Er hielt inne und wandte sich um.

Vor ihm stand jemand, dessen Gesicht er nicht sehen konnte, weil er mit dem Rücken zum Feuer stand und nur seine Umrisse zu erkennen waren. »Bist du Conwulf?«

»J-ja«, bestätigte Conn. »Wer …?«

Er kam nicht dazu, die Frage auszusprechen. Ein harter Fausthieb traf ihn ins Gesicht. Er hörte seinen Unterkiefer knacken und merkte, wie die Beine unter seinem Körper nachgaben. Er fand sich auf dem sandigen Boden wieder, der Schatten über ihm, so dicht, dass Conn seinen fauligen Atem riechen konnte.

»Du hast etwas, das uns gehört, Conwulf«, zischte er.

»Nämlich?«, brachte Conn mühsam hervor, während er gleichzeitig versuchte, den Kerl abzuschütteln, was ihm allerdings nicht gelang. Zwei weitere Gestalten hielten ihn an Armen und Beinen fest.

»Frag nicht so dämlich«, fuhr der Schatten ihn an, und eine Klinge blitzte im Feuerschein. »Rück den Ring heraus, oder ich stopfe dir dieses Messer bis zum Heft in den Schlund, hast du verstanden?«

Conn verstand durchaus, aber er war nicht gewillt nachzugeben. Wieder versuchte er, sich zu wehren – vergeblich.

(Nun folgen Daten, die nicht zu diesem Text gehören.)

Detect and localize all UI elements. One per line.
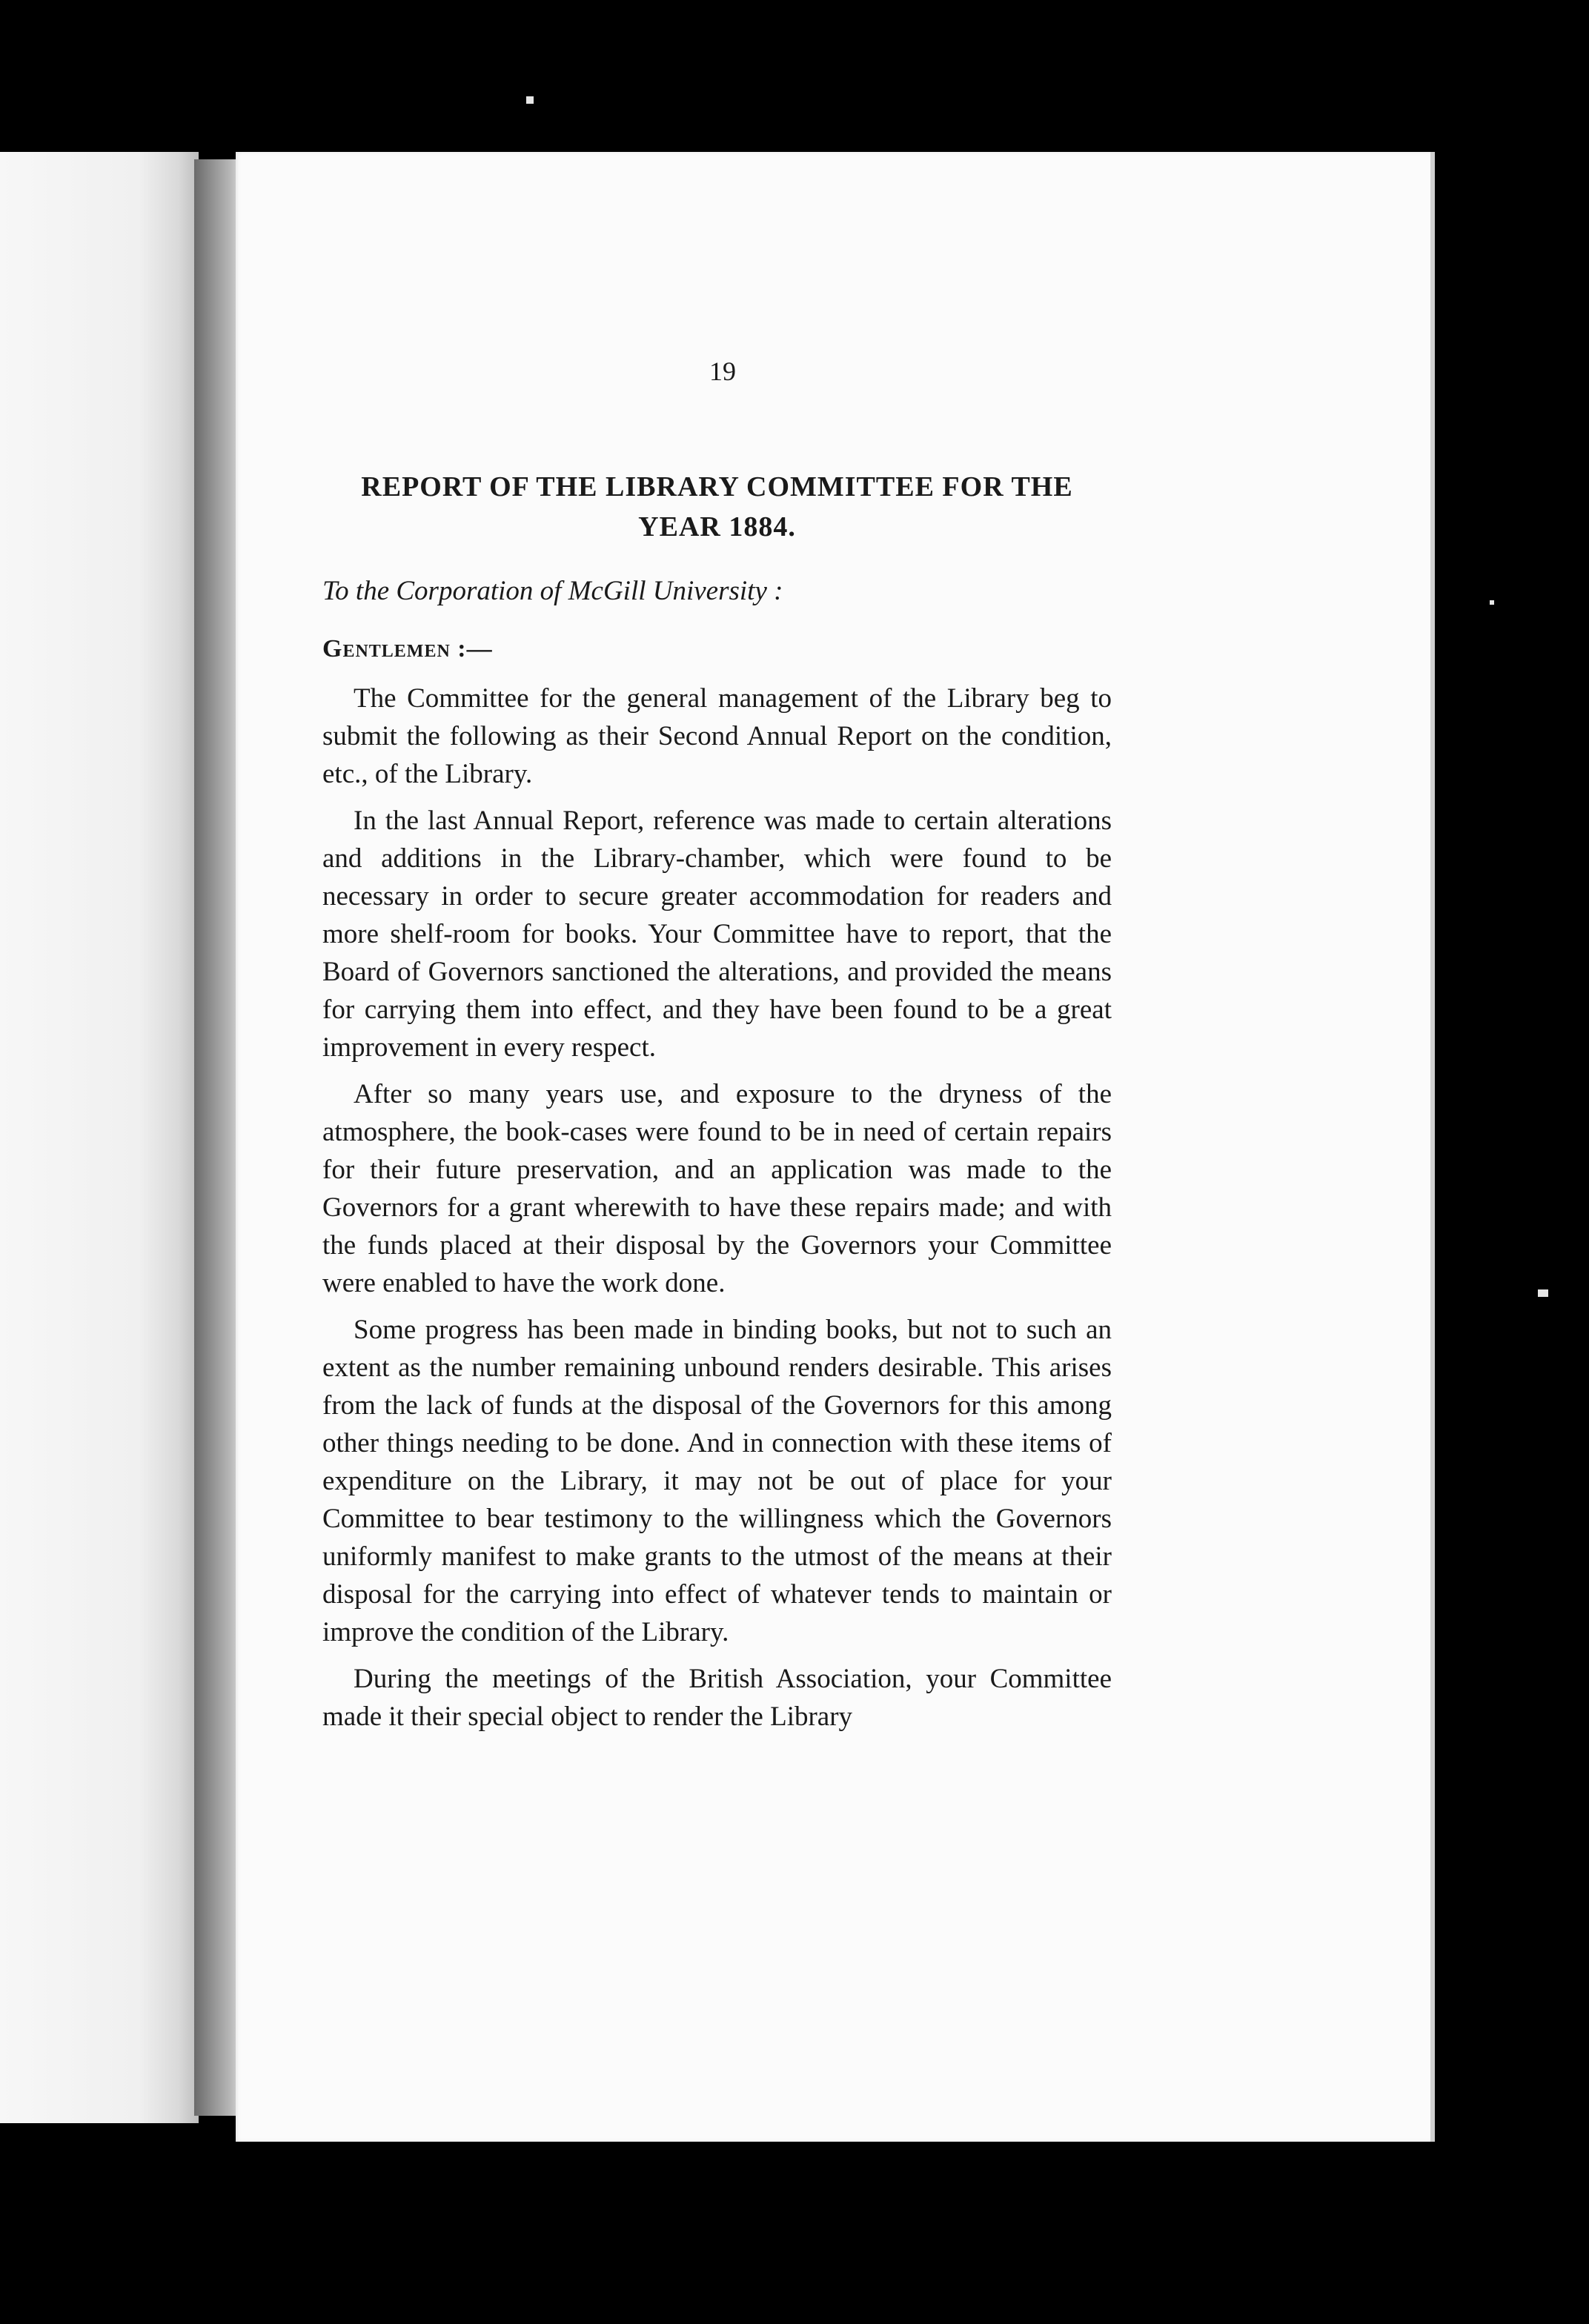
report-title: REPORT OF THE LIBRARY COMMITTEE FOR THE YEAR 1884. bbox=[361, 471, 1073, 542]
dust-speck bbox=[1490, 600, 1494, 605]
paragraph: The Committee for the general management of the Library beg to submit the following as their Second Annual Report on the condition, etc., of the Library. bbox=[322, 683, 1112, 789]
page-edge bbox=[1430, 152, 1435, 2142]
left-facing-page bbox=[0, 152, 199, 2123]
dust-speck bbox=[526, 96, 534, 104]
page-number: 19 bbox=[709, 356, 736, 386]
paragraph: In the last Annual Report, reference was made to certain alterations and additions in the Library-chamber, which were found to be necessary in order to secure greater accommodation for readers and more shelf-room for books. Your Committee have to report, that the Board of Governors sanctioned the alterations, and provided the means for carrying them into effect, and they have been found to be a great improvement in every respect. bbox=[322, 806, 1112, 1063]
paragraph: After so many years use, and exposure to the dryness of the atmosphere, the book-cases were found to be in need of certain repairs for their future preservation, and an application was made to the Governors for a grant wherewith to have these repairs made; and with the funds placed at their disposal by the Governors your Committee were enabled to have the work done. bbox=[322, 1079, 1112, 1298]
paragraph: Some progress has been made in binding books, but not to such an extent as the number remaining unbound renders desirable. This arises from the lack of funds at the disposal of the Governors for this among other things needing to be done. And in connection with these items of expenditure on the Library, it may not be out of place for your Committee to bear testimony to the willingness which the Governors uniformly manifest to make grants to the utmost of the means at their disposal for the carrying into effect of whatever tends to maintain or improve the condition of the Library. bbox=[322, 1315, 1112, 1647]
page-text-block bbox=[322, 356, 1112, 1744]
salutation: Gentlemen :— bbox=[322, 635, 493, 663]
paragraph: During the meetings of the British Association, your Committee made it their special object to render the Library bbox=[322, 1664, 1112, 1732]
address-line: To the Corporation of McGill University : bbox=[322, 576, 783, 606]
dust-speck bbox=[1538, 1289, 1548, 1297]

»Also, was ist jetzt? Gibst du uns das verdammte Ding freiwillig, oder muss ich dir zuerst die Kehle durchschneiden?«

Conn fühlte verstärkten Druck an seinem Hals und zweifelte nicht daran, dass der Schemen seine Drohung wahrmachen würde. Tod und Sterben waren in diesen Tagen so alltäglich geworden, dass sich niemand darum scheren würde, wenn ein junger Angelsachse mit durchschnittener Kehle aufgefunden würde. Conn hatte keine Ahnung, woher der Kerl von dem Ring wusste, den der normannische Ritter ihm zum Dank gegeben und den er in den Saum seines Rocks eingenäht hatte, um ihn zu verbergen. Mehrmals hatte er in den letzten Tagen erwogen, das Gold gegen ein Stück Brot einzutauschen, es jedoch nicht getan – nur um jetzt dafür kaltblütig ermordet zu werden!

Ob dieser Ironie des Schicksals konnte er nicht anders, als sein Gesicht zu einem bitteren Grinsen zu verziehen.

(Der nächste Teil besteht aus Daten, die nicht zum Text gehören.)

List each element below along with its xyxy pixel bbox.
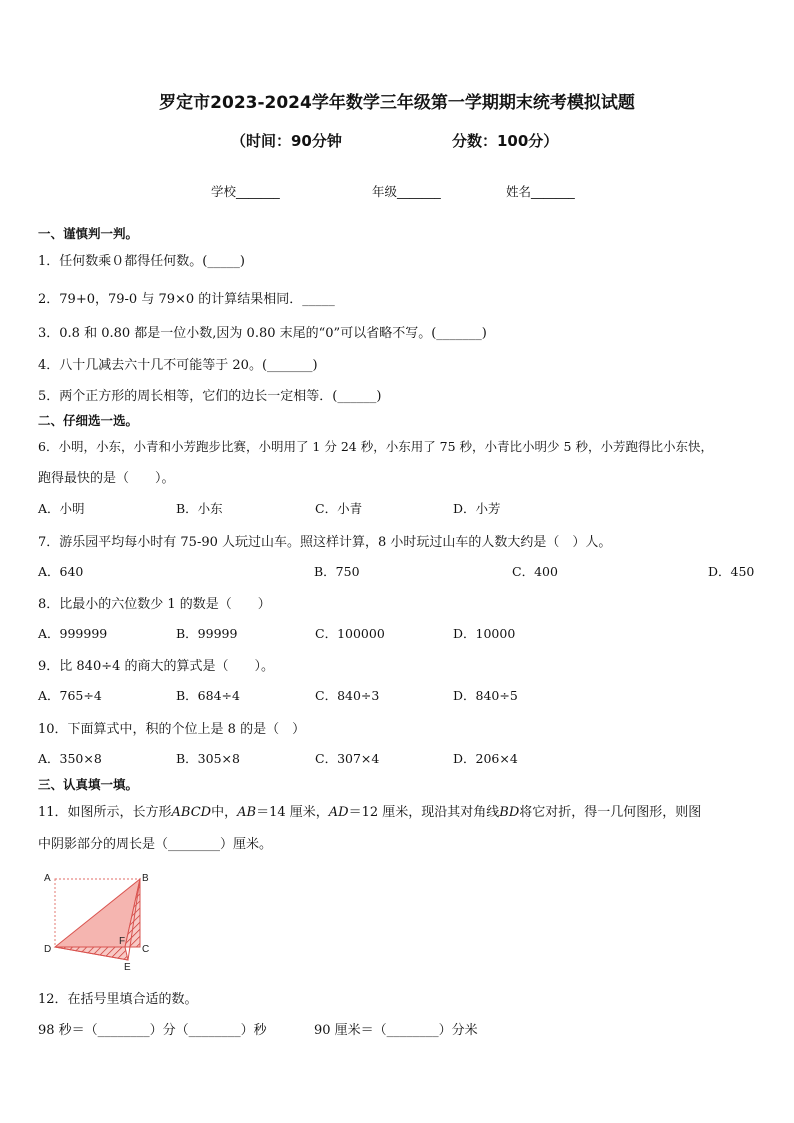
q6-option-d: D．小芳 [453,501,501,516]
judge-5: 5．两个正方形的周长相等，它们的边长一定相等．(______) [38,389,382,404]
label-b: B [142,873,149,884]
q11-figure [38,868,168,974]
q11-rect-abcd: ABCD [171,805,212,820]
school-field: 学校_______ [211,184,280,199]
judge-2: 2．79+0，79-0 与 79×0 的计算结果相同．_____ [38,292,335,307]
judge-3: 3．0.8 和 0.80 都是一位小数,因为 0.80 末尾的“0”可以省略不写。(_______) [38,326,487,341]
q11-text-3: ＝14 厘米， [256,805,329,820]
q11-text-1: 11．如图所示，长方形 [38,805,172,820]
q8-option-c: C．100000 [315,626,385,641]
exam-score: 分数：100分） [452,132,559,150]
section-choice: 二、仔细选一选。 [38,413,139,428]
q6-line1: 6．小明，小东，小青和小芳跑步比赛，小明用了 1 分 24 秒，小东用了 75 秒，小青比小明少 5 秒，小芳跑得比小东快， [38,439,713,454]
q8-option-b: B．99999 [176,626,238,641]
q7-option-c: C．400 [512,564,558,579]
exam-time: （时间：90分钟 [231,132,342,150]
q8-line: 8．比最小的六位数少 1 的数是（ ） [38,597,271,612]
judge-1: 1．任何数乘０都得任何数。(_____) [38,254,245,269]
q11-seg-bd: BD [499,805,520,820]
q9-option-a: A．765÷4 [38,688,102,703]
q7-line: 7．游乐园平均每小时有 75-90 人玩过山车。照这样计算，8 小时玩过山车的人数大约是（ ）人。 [38,535,612,550]
grade-field: 年级_______ [372,184,441,199]
q8-option-a: A．999999 [38,626,108,641]
q9-option-c: C．840÷3 [315,688,380,703]
q12-blank-time: 98 秒＝（________）分（________）秒 [38,1023,267,1038]
q7-option-b: B．750 [314,564,360,579]
q10-option-c: C．307×4 [315,751,380,766]
q9-option-b: B．684÷4 [176,688,240,703]
q6-option-b: B．小东 [176,501,223,516]
q11-line1 [38,801,701,820]
q12-blank-length: 90 厘米＝（________）分米 [314,1023,478,1038]
q11-line2: 中阴影部分的周长是（________）厘米。 [38,837,273,852]
label-d: D [44,944,52,955]
q11-seg-ab: AB [237,805,257,820]
q11-text-2: 中， [211,805,238,820]
q11-text-4: ＝12 厘米，现沿其对角线 [348,805,500,820]
q11-text-5: 将它对折，得一几何图形，则图 [519,805,702,820]
section-fill: 三、认真填一填。 [38,777,139,792]
q10-option-b: B．305×8 [176,751,240,766]
q9-option-d: D．840÷5 [453,688,518,703]
q7-option-d: D．450 [708,564,755,579]
label-e: E [124,962,131,973]
label-c: C [142,944,150,955]
q6-option-c: C．小青 [315,501,363,516]
q10-line: 10．下面算式中，积的个位上是 8 的是（ ） [38,722,306,737]
q11-seg-ad: AD [328,805,349,820]
label-a: A [44,873,51,884]
page-title: 罗定市2023-2024学年数学三年级第一学期期末统考模拟试题 [159,93,635,113]
q6-line2: 跑得最快的是（ ）。 [38,471,175,486]
label-f: F [119,936,126,947]
section-judge: 一、谨慎判一判。 [38,226,139,241]
q10-option-a: A．350×8 [38,751,102,766]
q7-option-a: A．640 [38,564,84,579]
judge-4: 4．八十几减去六十几不可能等于 20。(_______) [38,358,318,373]
q10-option-d: D．206×4 [453,751,518,766]
name-field: 姓名_______ [506,184,575,199]
q8-option-d: D．10000 [453,626,516,641]
q6-option-a: A．小明 [38,501,85,516]
q12-line: 12．在括号里填合适的数。 [38,992,198,1007]
q9-line: 9．比 840÷4 的商大的算式是（ ）。 [38,659,275,674]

»Was gibt’s da zu grinsen, hä?«, herrschte der Schatten ihn an und verstärkte den Druck hinter der Klinge, sodass Conn kaum noch zu atmen wagte. »Ich schlitz dich auf wie ein Schwein, wenn du nicht …«

Weiter kam er nicht.

Ein dumpfer Schlag war zu hören, und der Körper des Gesichtslosen verkrampfte sich. Dann kippte er zur Seite, und seine beiden Helfer sprangen auf und ergriffen die Flucht.

Conn, der nicht verstand, was geschah, merkte, wie sich sein Bewusstsein eintrübte – und kurz bevor sich der Schleier über ihn senkte, sah er über sich ein bekanntes Gesicht.

Baldric.

»Conwulf? Conwulf!«

Als Conn die Augen aufschlug, lag er auf einem kargen Lager in einem Zelt, das von flackerndem Schein beleuchtet wurde, und für einen Moment hatte er das Gefühl, dies schon einmal erlebt zu haben.

Den verzweifelten Kampf um das Überleben.

Die Rettung im letzten Augenblick.

Die tiefe Bewusstlosigkeit.

Und Baldric.

Hätte man ihm noch vor einem Jahr gesagt, dass er sich einmal über die Gesellschaft eines Normannen freuen würde, hätte er vermutlich nur gelacht. Nun jedoch ertappte er sich dabei, dass sein Herz einen Freudensprung machte, als er die narbigen, so vertrauten Züge seines Herrn und Mentors erkannte, dessen einzelnes Auge prüfend auf ihn herabblickte.

»Dich zu retten wird mir allmählich zur schlechten Gewohnheit, Junge«, brummte der Ritter, obwohl ihm die Erleichterung deutlich anzusehen war. »Wie fühlst du dich?«

Conn wollte nicken, aber ein schneidender Schmerz an seiner Kehle hinderte ihn daran. Er befühlte seinen Hals und stellte fest, dass er einen Verband trug. Die Klinge des Schattens hatte bereits seine Haut durchdrungen. »Ich bin am Leben«, krächzte er leise, »dank Euch.«

»Damit stehst du doppelt in Gottes Schuld«, entgegnete Baldric.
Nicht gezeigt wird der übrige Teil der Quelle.